Consequências da Greve de 2018
Naquela ocasião, mais de 90% dos postos de combustíveis ficaram sem estoque, e as prateleiras dos supermercados ficaram vazias de itens essenciais. A produção industrial, por sua vez, sofreu uma queda de 10,9% em maio de 2018, o que foi considerado a pior queda desde a crise financeira global de 2008.
Motivos da Paralisação
O estopim para a greve de 2018 foi a alta sucessiva no preço do diesel, que subiu mais de 56% em menos de um ano. A política de Preço de Paridade de Importação (PPI) da Petrobras repassava as variações do dólar e do petróleo internacional quase que diariamente. Isso tornou a atividade dos caminhoneiros autônomos financeiramente inviável, já que muitos trabalhavam com contratos de frete fixos.
Impactos Econômicos
Os setores mais afetados foram o agronegócio e a indústria. Sem transporte, milhões de aves morreram, e produtores de leite tiveram que descartar sua produção. O governo precisou intervir e concedeu R$ 13,5 bilhões em um pacote de medidas para encerrar a greve, que incluía a redução do preço do diesel e a criação de uma tabela de frete mínimo.

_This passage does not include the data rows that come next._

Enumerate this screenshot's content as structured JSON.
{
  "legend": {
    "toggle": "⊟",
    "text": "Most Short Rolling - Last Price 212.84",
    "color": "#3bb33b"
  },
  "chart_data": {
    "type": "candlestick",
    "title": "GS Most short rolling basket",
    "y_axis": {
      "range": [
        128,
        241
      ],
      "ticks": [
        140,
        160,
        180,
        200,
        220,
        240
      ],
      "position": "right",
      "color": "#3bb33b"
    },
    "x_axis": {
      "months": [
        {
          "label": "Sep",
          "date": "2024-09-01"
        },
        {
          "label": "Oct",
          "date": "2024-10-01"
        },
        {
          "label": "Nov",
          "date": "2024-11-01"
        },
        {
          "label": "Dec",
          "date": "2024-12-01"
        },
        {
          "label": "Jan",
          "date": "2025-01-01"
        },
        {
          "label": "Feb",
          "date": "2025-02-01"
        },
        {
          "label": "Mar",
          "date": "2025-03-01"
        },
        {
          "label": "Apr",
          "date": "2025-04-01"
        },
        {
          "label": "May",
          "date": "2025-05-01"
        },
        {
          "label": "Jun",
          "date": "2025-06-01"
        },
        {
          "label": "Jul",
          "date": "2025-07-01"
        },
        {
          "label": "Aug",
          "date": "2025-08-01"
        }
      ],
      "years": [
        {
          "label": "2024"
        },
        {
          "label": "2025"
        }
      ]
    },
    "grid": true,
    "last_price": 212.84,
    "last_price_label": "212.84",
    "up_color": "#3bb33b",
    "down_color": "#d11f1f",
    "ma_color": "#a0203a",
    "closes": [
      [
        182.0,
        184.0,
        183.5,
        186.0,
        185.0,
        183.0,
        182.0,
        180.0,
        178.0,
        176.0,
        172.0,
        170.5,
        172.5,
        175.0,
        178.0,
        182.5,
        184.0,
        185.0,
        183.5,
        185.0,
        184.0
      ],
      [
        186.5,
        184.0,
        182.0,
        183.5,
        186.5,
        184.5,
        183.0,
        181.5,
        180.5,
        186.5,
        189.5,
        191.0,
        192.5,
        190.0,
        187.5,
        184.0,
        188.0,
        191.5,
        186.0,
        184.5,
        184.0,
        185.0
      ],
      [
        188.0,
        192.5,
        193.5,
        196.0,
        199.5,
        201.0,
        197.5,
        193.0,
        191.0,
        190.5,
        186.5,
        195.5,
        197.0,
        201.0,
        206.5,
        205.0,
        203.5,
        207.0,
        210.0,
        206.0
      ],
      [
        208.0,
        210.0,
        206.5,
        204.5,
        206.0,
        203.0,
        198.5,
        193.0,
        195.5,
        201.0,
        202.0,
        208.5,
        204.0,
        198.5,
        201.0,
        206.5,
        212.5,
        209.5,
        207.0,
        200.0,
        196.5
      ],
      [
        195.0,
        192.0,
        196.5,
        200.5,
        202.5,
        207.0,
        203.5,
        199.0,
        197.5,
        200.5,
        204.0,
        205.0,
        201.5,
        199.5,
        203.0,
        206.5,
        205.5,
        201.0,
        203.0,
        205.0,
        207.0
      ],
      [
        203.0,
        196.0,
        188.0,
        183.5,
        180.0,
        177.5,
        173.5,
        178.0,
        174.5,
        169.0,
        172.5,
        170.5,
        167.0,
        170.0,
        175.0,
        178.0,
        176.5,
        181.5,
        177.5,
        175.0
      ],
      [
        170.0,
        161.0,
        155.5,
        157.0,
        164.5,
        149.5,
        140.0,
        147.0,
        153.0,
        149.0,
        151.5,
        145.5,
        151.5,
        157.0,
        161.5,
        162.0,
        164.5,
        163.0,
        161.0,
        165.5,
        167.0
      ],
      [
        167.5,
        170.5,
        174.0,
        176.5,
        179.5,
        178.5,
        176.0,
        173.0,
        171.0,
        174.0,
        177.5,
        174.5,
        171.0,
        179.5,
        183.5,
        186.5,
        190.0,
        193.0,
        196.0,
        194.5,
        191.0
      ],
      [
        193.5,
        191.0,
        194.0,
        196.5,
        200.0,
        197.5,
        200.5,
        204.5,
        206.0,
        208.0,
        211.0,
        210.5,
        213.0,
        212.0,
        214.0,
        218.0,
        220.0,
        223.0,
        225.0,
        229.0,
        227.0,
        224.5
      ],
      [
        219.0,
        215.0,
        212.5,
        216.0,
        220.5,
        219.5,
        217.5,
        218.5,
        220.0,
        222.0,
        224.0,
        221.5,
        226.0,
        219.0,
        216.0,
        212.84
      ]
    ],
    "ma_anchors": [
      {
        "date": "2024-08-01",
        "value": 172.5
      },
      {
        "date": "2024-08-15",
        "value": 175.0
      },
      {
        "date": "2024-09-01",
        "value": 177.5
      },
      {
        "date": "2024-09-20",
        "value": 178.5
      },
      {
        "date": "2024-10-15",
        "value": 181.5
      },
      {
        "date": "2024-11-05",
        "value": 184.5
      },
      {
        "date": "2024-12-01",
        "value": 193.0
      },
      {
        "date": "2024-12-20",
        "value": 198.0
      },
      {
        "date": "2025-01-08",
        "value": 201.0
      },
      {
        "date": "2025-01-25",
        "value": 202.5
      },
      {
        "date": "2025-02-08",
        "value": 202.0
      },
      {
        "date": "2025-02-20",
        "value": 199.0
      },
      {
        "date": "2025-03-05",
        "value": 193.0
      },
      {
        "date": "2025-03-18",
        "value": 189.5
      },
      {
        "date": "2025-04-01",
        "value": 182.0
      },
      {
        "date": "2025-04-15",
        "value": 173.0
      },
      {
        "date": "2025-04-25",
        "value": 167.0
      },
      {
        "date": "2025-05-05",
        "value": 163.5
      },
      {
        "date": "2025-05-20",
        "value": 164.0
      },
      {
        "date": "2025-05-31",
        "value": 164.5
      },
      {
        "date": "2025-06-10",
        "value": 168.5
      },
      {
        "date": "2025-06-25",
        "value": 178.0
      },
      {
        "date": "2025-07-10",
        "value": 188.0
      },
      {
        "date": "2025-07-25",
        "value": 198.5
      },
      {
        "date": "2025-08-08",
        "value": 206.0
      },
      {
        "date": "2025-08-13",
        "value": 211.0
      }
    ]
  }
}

Dependência do Transporte Rodoviário
Esse episódio evidenciou a vulnerabilidade do Brasil em relação à sua dependência do transporte rodoviário. Os caminhoneiros pedem que o governo utilize impostos como Cide e PIS/Cofins como amortecedores para evitar novas crises de preços.
Opinião
A possibilidade de uma nova greve de caminhoneiros é um alerta importante para o governo e para a sociedade, mostrando a necessidade de repensar a estrutura de transporte e a política de preços dos combustíveis no Brasil.